Hoe was dat, om voor het eerst een echt boekje in de winkel te hebben liggen?
‘Te gek! Het begon al met een drukbezochte boekpresentatie in het altijd gezellige Lambiek. Leuk dat er zoveel mensen kwamen opdagen. Ook voor mijn signeersessie in de Hilversumse Boekhandel was heel wat belangstelling. Gelukkig vind ik signeren ook leuk. Vooral als men tevreden is met het resultaat natuurlijk.’

Wat is het gekste dat je tijdens een signeersessie hebt meegemaakt?
‘Dat was vast iets tijdens mijn signeersessie in mijn stamkroeg, maar daar weet ik niet zoveel meer van.’ Hallie lacht en vervolgt: ‘Zonder gekheid, wat ik wel vaker heb gehad is dat mensen niet eens doorhadden dat ik er een echt tekeningetje bij gezet had. Ze dachten dat het een gedrukt plaatje was waar ik alleen een handtekeningetje bij had gezet. Gelukkig kwamen de meeste kopers wel terug om me alsnog te bedanken.’

Stond je niet op de bestsellerslijst in Hilversum?
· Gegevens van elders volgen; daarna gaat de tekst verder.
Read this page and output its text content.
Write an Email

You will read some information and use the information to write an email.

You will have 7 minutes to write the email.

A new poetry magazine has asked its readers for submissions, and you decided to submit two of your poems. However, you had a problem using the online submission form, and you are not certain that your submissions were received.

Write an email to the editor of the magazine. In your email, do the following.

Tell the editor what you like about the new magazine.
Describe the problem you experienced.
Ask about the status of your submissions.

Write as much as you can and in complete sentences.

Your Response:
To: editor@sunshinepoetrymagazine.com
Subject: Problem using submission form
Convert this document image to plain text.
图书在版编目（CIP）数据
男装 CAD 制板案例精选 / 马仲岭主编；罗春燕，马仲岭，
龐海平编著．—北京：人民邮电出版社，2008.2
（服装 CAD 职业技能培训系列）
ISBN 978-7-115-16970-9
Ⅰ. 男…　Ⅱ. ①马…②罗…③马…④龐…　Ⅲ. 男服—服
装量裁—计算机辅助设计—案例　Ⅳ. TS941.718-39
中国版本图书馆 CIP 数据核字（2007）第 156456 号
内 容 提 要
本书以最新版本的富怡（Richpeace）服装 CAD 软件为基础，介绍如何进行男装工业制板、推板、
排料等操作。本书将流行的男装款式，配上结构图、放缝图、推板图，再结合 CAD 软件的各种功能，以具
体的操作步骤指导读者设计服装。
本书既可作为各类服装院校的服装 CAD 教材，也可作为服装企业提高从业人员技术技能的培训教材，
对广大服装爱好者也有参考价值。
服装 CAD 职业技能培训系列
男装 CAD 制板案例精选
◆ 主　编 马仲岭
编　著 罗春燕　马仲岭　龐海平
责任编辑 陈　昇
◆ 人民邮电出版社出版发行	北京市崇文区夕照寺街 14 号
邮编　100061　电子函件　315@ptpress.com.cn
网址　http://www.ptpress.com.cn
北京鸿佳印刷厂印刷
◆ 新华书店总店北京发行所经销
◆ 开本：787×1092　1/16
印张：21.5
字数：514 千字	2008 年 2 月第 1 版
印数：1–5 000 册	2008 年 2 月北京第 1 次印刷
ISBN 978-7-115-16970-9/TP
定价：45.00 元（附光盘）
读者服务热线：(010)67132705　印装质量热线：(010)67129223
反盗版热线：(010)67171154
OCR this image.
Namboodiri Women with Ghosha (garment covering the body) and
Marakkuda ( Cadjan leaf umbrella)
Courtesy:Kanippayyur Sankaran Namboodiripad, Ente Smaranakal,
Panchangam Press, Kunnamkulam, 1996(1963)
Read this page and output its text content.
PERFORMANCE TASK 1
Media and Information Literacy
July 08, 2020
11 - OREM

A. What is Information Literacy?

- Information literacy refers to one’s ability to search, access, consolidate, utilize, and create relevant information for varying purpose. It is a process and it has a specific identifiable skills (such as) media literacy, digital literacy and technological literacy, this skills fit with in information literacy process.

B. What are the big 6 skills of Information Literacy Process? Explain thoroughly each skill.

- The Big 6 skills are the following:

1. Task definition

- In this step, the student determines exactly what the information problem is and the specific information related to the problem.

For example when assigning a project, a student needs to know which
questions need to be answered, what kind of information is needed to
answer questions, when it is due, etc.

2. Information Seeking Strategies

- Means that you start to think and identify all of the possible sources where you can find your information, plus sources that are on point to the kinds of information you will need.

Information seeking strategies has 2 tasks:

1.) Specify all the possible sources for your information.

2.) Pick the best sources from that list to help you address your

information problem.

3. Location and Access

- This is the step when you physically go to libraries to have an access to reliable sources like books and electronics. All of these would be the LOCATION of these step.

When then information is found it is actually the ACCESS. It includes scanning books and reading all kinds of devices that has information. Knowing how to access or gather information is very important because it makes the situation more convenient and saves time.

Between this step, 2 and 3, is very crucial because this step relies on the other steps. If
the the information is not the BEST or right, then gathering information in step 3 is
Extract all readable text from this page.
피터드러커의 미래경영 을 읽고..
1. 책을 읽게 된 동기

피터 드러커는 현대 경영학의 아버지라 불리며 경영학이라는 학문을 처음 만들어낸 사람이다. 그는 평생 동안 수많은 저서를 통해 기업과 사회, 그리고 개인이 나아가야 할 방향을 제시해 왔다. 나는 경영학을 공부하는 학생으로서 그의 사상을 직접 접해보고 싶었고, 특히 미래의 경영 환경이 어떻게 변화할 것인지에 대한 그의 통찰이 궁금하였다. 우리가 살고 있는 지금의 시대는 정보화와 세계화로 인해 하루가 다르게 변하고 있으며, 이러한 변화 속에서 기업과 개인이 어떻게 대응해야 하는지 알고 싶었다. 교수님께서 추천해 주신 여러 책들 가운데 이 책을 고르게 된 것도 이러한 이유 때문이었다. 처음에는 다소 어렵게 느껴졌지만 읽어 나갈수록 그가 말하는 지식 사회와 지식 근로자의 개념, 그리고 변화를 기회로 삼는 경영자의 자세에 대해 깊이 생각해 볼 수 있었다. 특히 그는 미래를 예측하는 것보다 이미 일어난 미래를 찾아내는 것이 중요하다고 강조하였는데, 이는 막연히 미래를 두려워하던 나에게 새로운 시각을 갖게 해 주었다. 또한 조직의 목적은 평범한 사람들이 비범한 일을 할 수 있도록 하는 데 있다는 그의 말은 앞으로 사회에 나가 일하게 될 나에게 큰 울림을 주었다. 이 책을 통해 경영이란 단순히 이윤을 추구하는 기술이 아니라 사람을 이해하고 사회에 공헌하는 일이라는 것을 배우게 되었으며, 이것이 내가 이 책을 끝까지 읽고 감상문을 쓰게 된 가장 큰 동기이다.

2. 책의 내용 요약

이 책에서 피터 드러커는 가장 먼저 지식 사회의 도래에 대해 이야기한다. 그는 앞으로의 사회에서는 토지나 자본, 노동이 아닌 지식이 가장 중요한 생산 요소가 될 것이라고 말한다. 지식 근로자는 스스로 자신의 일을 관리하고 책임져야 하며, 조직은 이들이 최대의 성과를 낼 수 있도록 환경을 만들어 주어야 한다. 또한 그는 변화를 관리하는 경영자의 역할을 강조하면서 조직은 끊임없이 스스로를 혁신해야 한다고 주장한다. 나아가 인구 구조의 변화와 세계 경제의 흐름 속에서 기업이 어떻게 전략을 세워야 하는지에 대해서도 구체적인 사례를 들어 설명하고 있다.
Kun je daar nog rustig over straat zonder belaagd te worden door fans en cartoongroupies?
Walhallie was het afgelopen jaar het best verkochte stripboek bij de Hilversumse Boekhandel. Natuurlijk zal mijn signeersessie daar een aardige ‘boost’ aan gegeven hebben. Maar ik kan daar nog wel rustig over straat, hoor. Al weten mensen me wel te vinden voor een krabbeltje in hun boekje.’

Ik zag op de Stripbeurs Breda dat je een smallpress had gemaakt van je laatste 24 Hour Comic, Koning van de Uien. Waar gaat die strip over?
‘Haha, weet jij het? Het verhaal is inderdaad van origine een 24 Hour Comic, dus daar ben ik blanco aan begonnen. De plot schiet zodoende alle kanten op, met veel rare wendingen en flauwiteiten. Maar ik ben er wel tevreden mee, hij “leest lekker”. En er zitten veel uien in.’

Waarom heb je eigenlijk nog een smallpress uitgegeven, je hebt nu toch een echte uitgever?
‘Ik had online wat vragen over nieuw werk gehad naar aanleiding van mijn aanwezigheid in Breda. Toen heb ik dus maar besloten om voor de liefhebbers een limited versie van De koning van de uien te maken. Zie het maar als een bootleg. Ik vind smallpress boekjes sowieso wel rock-‘n-roll. Ik ben fan van de DIY-mentaliteit.’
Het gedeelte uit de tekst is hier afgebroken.